NEWBURYPORT — Veteran boat captain Bob Yeomans has a saying about life on the Atlantic: There are no 401(k) plans to be had by fishing Jeffrey’s Ledge.
So Captain Bob continues on, taking out the Erica Lee II on fishing trips and coastal discoveries as he has for decades.
He recently observed his 45th year on the water. Family, friends and crew mates from over the years threw him a party Saturday to mark the occasion.
Close to 100 attended, and they may have been celebrating a man — and a career — that will be difficult to replicate.
The season is ending, and Yeomans is finishing another campaign in which he took his 48-foot craft out almost every day.
Sometimes Captain Bob takes out a dozen or so fishing; on other occasions he’ll host a crowd of youngsters, as they learn more about the bay, marshes and ocean.
His tenure includes 25 years of Coastal Discoveries, a summer marine program for kids. Or, as is said on the website, “We take kids fishing.”
Most every day is different, but they add up to a unique career in which he made a wage — in changing ways — on the water.
“I’ve done what I wanted,” said Yeomans, a certified ocean captain who started his career in the Coast Guard. “To be on the ocean, and make a living from it has been a great experience.
“I’ve enjoyed hosting our guests, and now am seeing children of former crew members and regular customers. I’ve enjoyed the people.”
All vocations have changed over the years, either through technology, market forces or a combination of the two.
Fishing has been affected more than most by foreign ships, the disappearance of fish and by government controls.
Enormous factory vessels, carrying modern sonar and mammoth freezers, dragged away much of the fish stock of the North Atlantic over the years.
When the numbers of fish decreased, the federal government put landing limits on American fishing crews with the hope of rebuilding.
It is unclear whether the numerical limits have worked, but it did a number on the small-boat fleet in New England.
Scores of boats have stopped going out, and those that remain have often converted to taking out bait-and-beer fishing parties and/or entertaining kids and families.
It is difficult to engage in a conversation with an old salt who does not fulminate against managers of the National Oceanic and Atmospheric Administration who set the limits on how many days boats can go out and what can be caught.
Yeomans has done commercial fishing but now is more of a consumer captain. Still, a lack of fish can be problematic for a helmsman taking out a boatload of hopeful anglers.
“In past years there were a lot of tuna,” said Yeomans, who blames large trawlers for taking baitfish (herring) out of the sea these days. “Now there aren’t many.
“And the whales have gone somewhere else.

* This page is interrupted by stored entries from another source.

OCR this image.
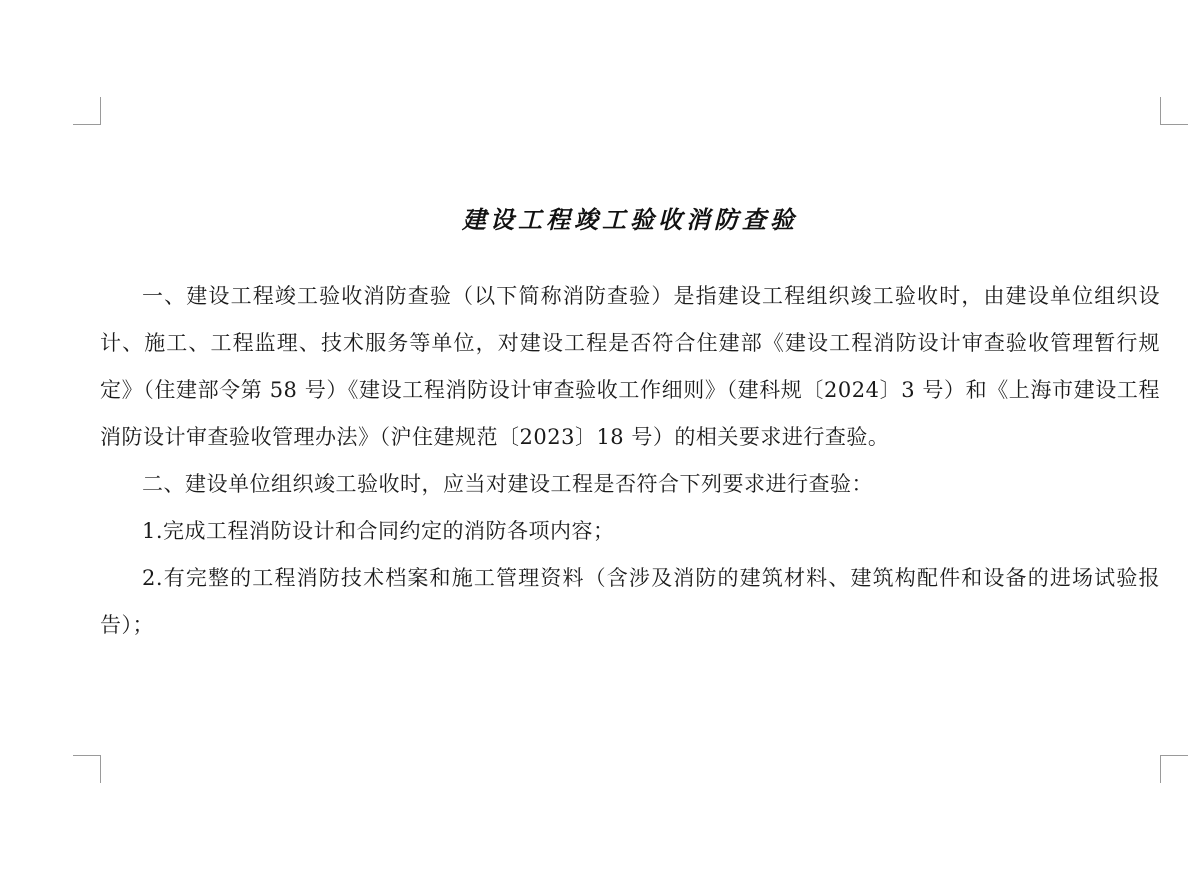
建设工程竣工验收消防查验

一、建设工程竣工验收消防查验（以下简称消防查验）是指建设工程组织竣工验收时，由建设单位组织设计、施工、工程监理、技术服务等单位，对建设工程是否符合住建部《建设工程消防设计审查验收管理暂行规定》（住建部令第 58 号）《建设工程消防设计审查验收工作细则》（建科规〔2024〕3 号）和《上海市建设工程消防设计审查验收管理办法》（沪住建规范〔2023〕18 号）的相关要求进行查验。

二、建设单位组织竣工验收时，应当对建设工程是否符合下列要求进行查验：

1.完成工程消防设计和合同约定的消防各项内容；

2.有完整的工程消防技术档案和施工管理资料（含涉及消防的建筑材料、建筑构配件和设备的进场试验报告）；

Local captains have to go out much farther into the ocean to show them to passengers; sometimes there are whalewatching ships in our waters that come all the way up from Boston because there aren’t any to be seen there.”
When taking out a party of a dozen fishermen, bringing in 80 fish (perhaps cod and haddock) would be a fair day. Filling the ice chests with 220, as has been done, is cause for celebration.
Lee Yeomans, Bob’s wife who helps run the business, said, “When the baitfish disappear, the larger fish don’t stay in the area.”
She said that huge ships come into port in Gloucester and use vacuum hoses to transfer enormous hauls of baitfish to waiting carriers.
Lee Yeomans is a key factor in the business. Once the owner of State Street Candle and Mug, she now works in the health-care field while helping to lengthen the life of the Erica Lee II.
She jokes that Bob reminds her of the stolid protagonist in the story “The Old Man and the Sea.”
At least one difference: In Hemingway’s famous tale, the captain landed a huge fish but lost it to predators on his way back to shore.
Captain Bob Yeomans generally returns with the goods: happy kids, contented fishermen and the satisfaction of another good day on the water.